The book that has had the most profound impact on my life is a relatively obscure work about Scottish church history, The Annals of the Disruption by Thomas Brown, first published in 1884.
I was given this book by my grandfather when I was a student at Edinburgh University studying history. Little did he know that it was to end up in my being called into the Free Church ministry, or, staunch Plymouth Brethren as he was, he may have had second thoughts about giving it to me. How could a book written about an ecclesiastical event 150 years ago have an impact on someone who was struggling to come to terms with modern history and politics?
The Annals of the Disruption is a book that demonstrates how great God is and what he can do through his people. It is a book which inspires vision and leads us to cry to the Lord to do the same things again. It is the story of how teachers, missionaries and ministers gave up their guaranteed income and houses in order to obey their Lord; how congregations gave up their buildings and their long-standing attachments to the national church in order to follow Christ; how the Lord blessed them and brought blessing to different parts of the world through their sacrifice. The Disruption of the Church of Scotland was the greatest event of nineteenth-century Scottish history, yet our secular historians have largely ignored it or attempted to regard it primarily as a sociological political movement. The Annals of the Disruption clearly demonstrates that God’s Spirit was at work and sets out the results of that work. What lessons did it teach me?
Firstly, that when God is at work in a community there will be a real hunger and thirst after his Word. Who can read of the enormous open-air meetings in the Highlands without being moved?
Secondly, it taught me that the Christian gospel has a profound impact on the social and political well being of a nation. It was great to discover that when people follow the teaching of the Bible their nation is blessed. An example recorded in the annals concerns what has come to be known as the great potato famine. In 1849 over one million Irish people were starved when the nation’s potato crop failed – at the same time hundreds of thousands of people were in the same predicament in the West Highlands of Scotland. The Free Church appealed to the Government for help but at the same time bought grain from Russia and so averted a tragedy similar to that in Ireland. This practical support was given at a time when schools, colleges, churches and manses were being built and provisions were being made for ministers’ salaries. A church which is biblical will preach the gospel, help the poor and be involved in education.

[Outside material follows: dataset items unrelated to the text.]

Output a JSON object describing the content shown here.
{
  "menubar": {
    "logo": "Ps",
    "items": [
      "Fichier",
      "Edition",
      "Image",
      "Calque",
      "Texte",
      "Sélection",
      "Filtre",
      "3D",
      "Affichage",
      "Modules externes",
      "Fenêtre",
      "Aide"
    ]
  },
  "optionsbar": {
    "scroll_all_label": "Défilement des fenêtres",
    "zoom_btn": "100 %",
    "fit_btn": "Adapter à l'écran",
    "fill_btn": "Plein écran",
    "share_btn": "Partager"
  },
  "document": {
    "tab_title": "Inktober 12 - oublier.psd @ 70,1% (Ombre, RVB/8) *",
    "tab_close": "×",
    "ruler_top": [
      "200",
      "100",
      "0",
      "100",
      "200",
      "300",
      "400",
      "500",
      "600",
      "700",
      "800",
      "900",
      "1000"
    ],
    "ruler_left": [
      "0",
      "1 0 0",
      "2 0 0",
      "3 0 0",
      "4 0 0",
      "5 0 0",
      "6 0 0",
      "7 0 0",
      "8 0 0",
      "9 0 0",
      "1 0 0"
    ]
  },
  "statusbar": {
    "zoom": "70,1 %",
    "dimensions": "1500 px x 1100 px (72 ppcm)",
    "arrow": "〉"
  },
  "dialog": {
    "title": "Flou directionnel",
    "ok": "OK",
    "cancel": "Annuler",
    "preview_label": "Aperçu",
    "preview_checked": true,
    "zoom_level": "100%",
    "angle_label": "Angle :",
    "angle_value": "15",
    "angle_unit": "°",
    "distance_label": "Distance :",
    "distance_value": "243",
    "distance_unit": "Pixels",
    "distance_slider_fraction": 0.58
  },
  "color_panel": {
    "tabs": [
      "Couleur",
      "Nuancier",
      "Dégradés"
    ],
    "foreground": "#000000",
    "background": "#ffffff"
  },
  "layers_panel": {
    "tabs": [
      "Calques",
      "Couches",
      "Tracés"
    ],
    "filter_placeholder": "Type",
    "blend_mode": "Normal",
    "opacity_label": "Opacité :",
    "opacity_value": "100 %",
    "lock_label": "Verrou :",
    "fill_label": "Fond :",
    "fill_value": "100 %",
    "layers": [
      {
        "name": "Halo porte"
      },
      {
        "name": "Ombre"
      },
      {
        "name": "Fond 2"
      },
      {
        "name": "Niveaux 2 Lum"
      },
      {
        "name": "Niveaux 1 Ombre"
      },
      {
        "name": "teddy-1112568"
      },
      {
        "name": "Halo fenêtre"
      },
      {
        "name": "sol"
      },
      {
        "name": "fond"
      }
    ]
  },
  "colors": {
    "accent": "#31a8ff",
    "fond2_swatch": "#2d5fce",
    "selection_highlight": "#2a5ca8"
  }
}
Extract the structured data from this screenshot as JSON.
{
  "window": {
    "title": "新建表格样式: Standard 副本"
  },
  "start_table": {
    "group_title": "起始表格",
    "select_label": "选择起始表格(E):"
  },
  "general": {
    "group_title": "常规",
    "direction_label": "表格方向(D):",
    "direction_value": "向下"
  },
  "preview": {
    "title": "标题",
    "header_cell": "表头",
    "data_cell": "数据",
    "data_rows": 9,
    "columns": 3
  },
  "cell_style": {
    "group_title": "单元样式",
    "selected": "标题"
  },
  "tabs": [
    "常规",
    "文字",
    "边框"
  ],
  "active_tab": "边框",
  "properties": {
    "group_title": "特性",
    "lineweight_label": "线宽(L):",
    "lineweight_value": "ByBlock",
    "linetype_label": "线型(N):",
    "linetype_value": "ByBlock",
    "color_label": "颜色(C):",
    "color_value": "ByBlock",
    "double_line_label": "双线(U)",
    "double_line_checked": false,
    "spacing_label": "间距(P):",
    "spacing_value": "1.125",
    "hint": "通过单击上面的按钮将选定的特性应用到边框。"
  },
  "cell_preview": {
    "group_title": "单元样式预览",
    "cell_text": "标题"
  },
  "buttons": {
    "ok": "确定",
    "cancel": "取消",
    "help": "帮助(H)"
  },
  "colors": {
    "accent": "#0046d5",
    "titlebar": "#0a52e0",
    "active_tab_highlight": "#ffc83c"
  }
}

Finally, I learnt that it was possible to belong to a denomination which was not theologically mixed. That lesson led me into the present-day Free Church which, although it has many faults, still retains the teaching and the principles of its forebears. As a minister of that church in a congregation which knew the blessing of God at the time of the Disruption (St Peters in Dundee – the church of Robert Murray M’Cheyne), I am thankful for the heritage of the past recorded in The Annals of the Disruption. It gives me hope for the present and the future. Even if you have no connection with the Free Church, or no particular interest in history, hunt this book out. I am sure you will find that your soul is blessed and your vision restored!